「稼げるまちづくり~世界のONOMICHIへ」

2017年6月23日

尾道市長
平谷 祐宏 氏

平谷 祐宏 氏

 広島県尾道市は観光をテーマに「稼げるまちづくり」を目指している。倉庫を活用した複合商業施設や、歴史的な建築物を生かした空き家再生プロジェクトなど、全国的に注目される施策も多い。美しい自然や街並みに加え、最近は「しまなみ海道」を中心にサイクリング愛好家の来訪も増加。こうした観光人気の追い風を雇用の増大や地域の活性化にどうつなげていくか。アイデアマンとして知られる平谷祐宏市長に聞いた。

「サイクリストの聖地」しまなみ生かす

――尾道は坂の町、お寺の町として昔から観光地として親しまれてきました。ここへ来て、あらためて「稼げるまちづくり」を掲げ、様々な施策に取り組む狙いは何でしょう。

 豊かな自然や歴史といった観光資源に恵まれてはいますが、それを本当に生かし切れているのかという問題意識があります。少子高齢化や造船不況で市の人口は右肩下がり。観光客の増加を雇用拡大や地域の活性化につなげなければ、市民のくらしは豊かになりません。そのためには自治体の力だけでは限界があります。民間の投資を呼び込む、あるいはNPOなど市民の力をお借りする、さらに県や国も巻き込んでいく。そうした仕掛けづくりが必要だと感じています。

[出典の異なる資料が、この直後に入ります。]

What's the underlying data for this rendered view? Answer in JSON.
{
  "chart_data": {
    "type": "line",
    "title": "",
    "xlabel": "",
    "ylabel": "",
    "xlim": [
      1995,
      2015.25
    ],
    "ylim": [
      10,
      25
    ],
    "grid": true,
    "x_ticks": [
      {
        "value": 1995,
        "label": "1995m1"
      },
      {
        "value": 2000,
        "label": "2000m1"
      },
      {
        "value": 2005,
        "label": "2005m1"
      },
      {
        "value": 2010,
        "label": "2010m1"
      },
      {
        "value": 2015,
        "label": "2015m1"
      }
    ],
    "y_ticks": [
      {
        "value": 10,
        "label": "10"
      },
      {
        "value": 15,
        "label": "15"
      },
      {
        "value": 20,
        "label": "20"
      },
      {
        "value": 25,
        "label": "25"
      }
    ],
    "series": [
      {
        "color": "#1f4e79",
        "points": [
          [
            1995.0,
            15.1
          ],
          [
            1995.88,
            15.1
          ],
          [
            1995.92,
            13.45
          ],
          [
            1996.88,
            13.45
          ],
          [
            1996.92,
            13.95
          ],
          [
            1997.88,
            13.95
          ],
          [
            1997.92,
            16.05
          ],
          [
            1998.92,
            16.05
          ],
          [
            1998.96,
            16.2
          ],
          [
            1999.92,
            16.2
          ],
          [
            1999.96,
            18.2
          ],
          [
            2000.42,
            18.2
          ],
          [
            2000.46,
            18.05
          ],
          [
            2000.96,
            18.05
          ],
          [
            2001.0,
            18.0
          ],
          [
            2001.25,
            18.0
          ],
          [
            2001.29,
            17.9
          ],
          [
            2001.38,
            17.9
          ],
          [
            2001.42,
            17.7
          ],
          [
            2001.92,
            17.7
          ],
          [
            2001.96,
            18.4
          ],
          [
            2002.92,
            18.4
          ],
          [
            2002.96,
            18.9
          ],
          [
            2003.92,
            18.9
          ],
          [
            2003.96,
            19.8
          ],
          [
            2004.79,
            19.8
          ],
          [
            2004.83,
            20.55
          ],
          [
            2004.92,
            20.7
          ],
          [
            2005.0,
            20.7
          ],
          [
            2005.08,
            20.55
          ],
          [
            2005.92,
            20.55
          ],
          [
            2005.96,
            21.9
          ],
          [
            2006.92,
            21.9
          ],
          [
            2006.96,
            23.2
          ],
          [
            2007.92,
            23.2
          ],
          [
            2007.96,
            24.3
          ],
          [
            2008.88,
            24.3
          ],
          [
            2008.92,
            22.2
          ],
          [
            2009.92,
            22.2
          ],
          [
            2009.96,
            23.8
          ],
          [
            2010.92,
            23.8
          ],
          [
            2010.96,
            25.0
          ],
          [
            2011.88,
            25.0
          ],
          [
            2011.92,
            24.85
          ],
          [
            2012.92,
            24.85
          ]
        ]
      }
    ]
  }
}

 1つはサイクリングを軸にした様々なプロジェクトです。1999年に全面開通した「しまなみ海道」は、尾道と愛媛県今治市の間に横たわる島々を橋で結ぶ世界的にも珍しい景観が人気を呼び、「サイクリストの聖地」と呼ばれています。2012年には台湾の大手自転車メーカーであるジャイアントと日本のシマノの協力を得て、しまなみ海道の景観を撮影して世界に発信するイベントを実施。さらに2014年には車を通行止めにして初のサイクリング大会を開催し、約8000人の参加者が集まりました。

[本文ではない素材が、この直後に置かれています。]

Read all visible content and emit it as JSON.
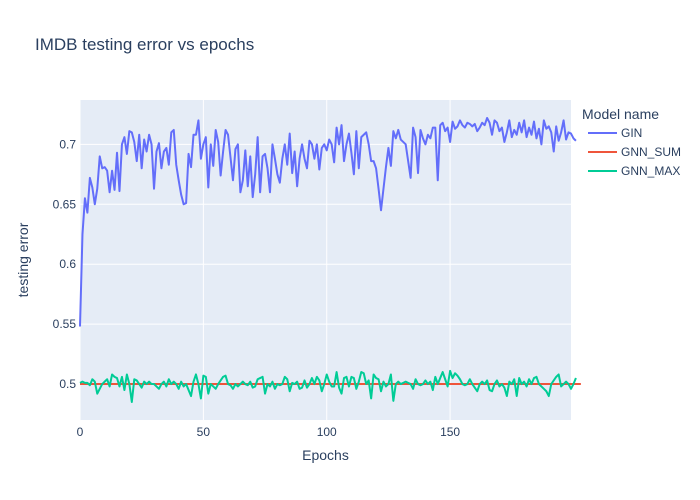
{
  "chart_data": {
    "type": "line",
    "title": "IMDB testing error vs epochs",
    "xlabel": "Epochs",
    "ylabel": "testing error",
    "xlim": [
      0,
      199
    ],
    "ylim": [
      0.47,
      0.737
    ],
    "xticks": [
      0,
      50,
      100,
      150
    ],
    "yticks": [
      0.5,
      0.55,
      0.6,
      0.65,
      0.7
    ],
    "ytick_labels": [
      "0.5",
      "0.55",
      "0.6",
      "0.65",
      "0.7"
    ],
    "grid": true,
    "legend_title": "Model name",
    "legend_position": "right",
    "series": [
      {
        "name": "GIN",
        "color": "#636efa",
        "values": [
          0.548,
          0.625,
          0.655,
          0.643,
          0.672,
          0.664,
          0.65,
          0.663,
          0.69,
          0.68,
          0.681,
          0.678,
          0.66,
          0.678,
          0.662,
          0.693,
          0.661,
          0.7,
          0.706,
          0.692,
          0.711,
          0.71,
          0.702,
          0.686,
          0.708,
          0.68,
          0.704,
          0.694,
          0.708,
          0.7,
          0.663,
          0.694,
          0.701,
          0.68,
          0.694,
          0.697,
          0.683,
          0.71,
          0.712,
          0.683,
          0.67,
          0.658,
          0.65,
          0.651,
          0.692,
          0.681,
          0.708,
          0.708,
          0.72,
          0.688,
          0.7,
          0.706,
          0.664,
          0.7,
          0.682,
          0.712,
          0.702,
          0.674,
          0.694,
          0.712,
          0.708,
          0.689,
          0.67,
          0.696,
          0.7,
          0.66,
          0.67,
          0.695,
          0.665,
          0.69,
          0.656,
          0.675,
          0.706,
          0.66,
          0.69,
          0.692,
          0.68,
          0.66,
          0.7,
          0.688,
          0.675,
          0.668,
          0.688,
          0.7,
          0.683,
          0.709,
          0.676,
          0.694,
          0.665,
          0.688,
          0.7,
          0.688,
          0.68,
          0.703,
          0.7,
          0.688,
          0.7,
          0.679,
          0.697,
          0.7,
          0.695,
          0.704,
          0.7,
          0.685,
          0.714,
          0.7,
          0.716,
          0.686,
          0.7,
          0.709,
          0.693,
          0.675,
          0.711,
          0.68,
          0.706,
          0.708,
          0.71,
          0.7,
          0.686,
          0.686,
          0.68,
          0.663,
          0.645,
          0.663,
          0.681,
          0.697,
          0.682,
          0.711,
          0.705,
          0.712,
          0.704,
          0.702,
          0.7,
          0.686,
          0.672,
          0.714,
          0.706,
          0.676,
          0.712,
          0.705,
          0.7,
          0.708,
          0.705,
          0.714,
          0.714,
          0.67,
          0.716,
          0.718,
          0.711,
          0.714,
          0.702,
          0.719,
          0.713,
          0.715,
          0.72,
          0.716,
          0.714,
          0.718,
          0.717,
          0.715,
          0.717,
          0.711,
          0.714,
          0.718,
          0.716,
          0.722,
          0.718,
          0.708,
          0.72,
          0.718,
          0.711,
          0.714,
          0.702,
          0.71,
          0.72,
          0.706,
          0.712,
          0.708,
          0.718,
          0.71,
          0.72,
          0.706,
          0.714,
          0.708,
          0.719,
          0.705,
          0.713,
          0.7,
          0.72,
          0.713,
          0.715,
          0.71,
          0.694,
          0.715,
          0.703,
          0.71,
          0.72,
          0.704,
          0.71,
          0.709,
          0.705,
          0.703
        ]
      },
      {
        "name": "GNN_SUM",
        "color": "#ef553b",
        "values": [
          0.5,
          0.5,
          0.5,
          0.5,
          0.5,
          0.5,
          0.5,
          0.5,
          0.5,
          0.5,
          0.5,
          0.5,
          0.5,
          0.5,
          0.5,
          0.5,
          0.5,
          0.5,
          0.5,
          0.5,
          0.5,
          0.5,
          0.5,
          0.5,
          0.5,
          0.5,
          0.5,
          0.5,
          0.5,
          0.5,
          0.5,
          0.5,
          0.5,
          0.5,
          0.5,
          0.5,
          0.5,
          0.5,
          0.5,
          0.5,
          0.5,
          0.5,
          0.5,
          0.5,
          0.5,
          0.5,
          0.5,
          0.5,
          0.5,
          0.5,
          0.5,
          0.5,
          0.5,
          0.5,
          0.5,
          0.5,
          0.5,
          0.5,
          0.5,
          0.5,
          0.5,
          0.5,
          0.5,
          0.5,
          0.5,
          0.5,
          0.5,
          0.5,
          0.5,
          0.5,
          0.5,
          0.5,
          0.5,
          0.5,
          0.5,
          0.5,
          0.5,
          0.5,
          0.5,
          0.5,
          0.5,
          0.5,
          0.5,
          0.5,
          0.5,
          0.5,
          0.5,
          0.5,
          0.5,
          0.5,
          0.5,
          0.5,
          0.5,
          0.5,
          0.5,
          0.5,
          0.5,
          0.5,
          0.5,
          0.5,
          0.5,
          0.5,
          0.5,
          0.5,
          0.5,
          0.5,
          0.5,
          0.5,
          0.5,
          0.5,
          0.5,
          0.5,
          0.5,
          0.5,
          0.5,
          0.5,
          0.5,
          0.5,
          0.5,
          0.5,
          0.5,
          0.5,
          0.5,
          0.5,
          0.5,
          0.5,
          0.5,
          0.5,
          0.5,
          0.5,
          0.5,
          0.5,
          0.5,
          0.5,
          0.5,
          0.5,
          0.5,
          0.5,
          0.5,
          0.5,
          0.5,
          0.5,
          0.5,
          0.5,
          0.5,
          0.5,
          0.5,
          0.5,
          0.5,
          0.5,
          0.5,
          0.5,
          0.5,
          0.5,
          0.5,
          0.5,
          0.5,
          0.5,
          0.5,
          0.5,
          0.5,
          0.5,
          0.5,
          0.5,
          0.5,
          0.5,
          0.5,
          0.5,
          0.5,
          0.5,
          0.5,
          0.5,
          0.5,
          0.5,
          0.5,
          0.5,
          0.5,
          0.5,
          0.5,
          0.5,
          0.5,
          0.5,
          0.5,
          0.5,
          0.5,
          0.5,
          0.5,
          0.5,
          0.5,
          0.5,
          0.5,
          0.5,
          0.5,
          0.5,
          0.5,
          0.5,
          0.5,
          0.5,
          0.5,
          0.5,
          0.5,
          0.5,
          0.5,
          0.5
        ]
      },
      {
        "name": "GNN_MAX",
        "color": "#00cc96",
        "values": [
          0.501,
          0.502,
          0.501,
          0.501,
          0.499,
          0.504,
          0.502,
          0.492,
          0.496,
          0.5,
          0.502,
          0.504,
          0.498,
          0.508,
          0.506,
          0.505,
          0.498,
          0.506,
          0.495,
          0.508,
          0.5,
          0.485,
          0.504,
          0.503,
          0.5,
          0.497,
          0.502,
          0.5,
          0.502,
          0.5,
          0.5,
          0.498,
          0.496,
          0.5,
          0.502,
          0.498,
          0.504,
          0.5,
          0.502,
          0.5,
          0.496,
          0.502,
          0.498,
          0.5,
          0.495,
          0.49,
          0.502,
          0.508,
          0.5,
          0.488,
          0.507,
          0.506,
          0.492,
          0.5,
          0.498,
          0.496,
          0.5,
          0.503,
          0.506,
          0.507,
          0.5,
          0.499,
          0.496,
          0.5,
          0.498,
          0.5,
          0.502,
          0.5,
          0.499,
          0.502,
          0.497,
          0.498,
          0.504,
          0.505,
          0.506,
          0.492,
          0.5,
          0.498,
          0.502,
          0.496,
          0.5,
          0.499,
          0.5,
          0.506,
          0.504,
          0.494,
          0.501,
          0.5,
          0.502,
          0.496,
          0.497,
          0.503,
          0.497,
          0.5,
          0.505,
          0.5,
          0.506,
          0.503,
          0.494,
          0.5,
          0.508,
          0.502,
          0.498,
          0.498,
          0.51,
          0.497,
          0.492,
          0.505,
          0.506,
          0.498,
          0.506,
          0.505,
          0.496,
          0.502,
          0.51,
          0.509,
          0.5,
          0.503,
          0.488,
          0.508,
          0.505,
          0.504,
          0.494,
          0.502,
          0.498,
          0.5,
          0.508,
          0.486,
          0.5,
          0.502,
          0.5,
          0.501,
          0.502,
          0.501,
          0.5,
          0.496,
          0.504,
          0.5,
          0.499,
          0.5,
          0.503,
          0.5,
          0.502,
          0.495,
          0.506,
          0.5,
          0.505,
          0.51,
          0.504,
          0.498,
          0.511,
          0.505,
          0.509,
          0.507,
          0.504,
          0.5,
          0.499,
          0.5,
          0.504,
          0.5,
          0.497,
          0.494,
          0.5,
          0.502,
          0.5,
          0.503,
          0.495,
          0.494,
          0.5,
          0.503,
          0.498,
          0.5,
          0.497,
          0.49,
          0.502,
          0.5,
          0.504,
          0.49,
          0.505,
          0.5,
          0.502,
          0.498,
          0.504,
          0.5,
          0.505,
          0.506,
          0.5,
          0.498,
          0.496,
          0.494,
          0.49,
          0.5,
          0.503,
          0.506,
          0.508,
          0.498,
          0.5,
          0.502,
          0.5,
          0.496,
          0.5,
          0.505
        ]
      }
    ]
  }
}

尾道市と愛媛県今治市、上島町による官民一体の観光地経営体「しまなみジャパン」設立記者発表会(中央が平谷市長)

 サイクリスト向けの施設も充実させています。尾道港の近くにあった県営倉庫を改築した複合商業施設「ONOMICHI U2」は2014年にオープン。自転車ごと部屋に宿泊可能なサイクリスト専用ホテルや、レストラン 、セレクトショップなどがあり、昨年は50万人を超える人が訪れました。宿泊客の3割は外国人です。広島県の支援を得たほか、ジャイアントも出店するなど、官民協力による成功事例だと思っています。

 民間の動きとしては、JR西日本が2018年夏をメドに尾道駅を全面改修する予定で、やはりサイクリングの関連施設が入るそうです。また、因島に本社を置く健康食品メーカー、万田発酵もサイクリストの給水所・食事・救護所であるエイドステーションとして利用できる施設を2018年春に開設する計画です。2018年には国際サイクリング大会も予定しており、世界に「しまなみ海道」をアピールしたいと考えています。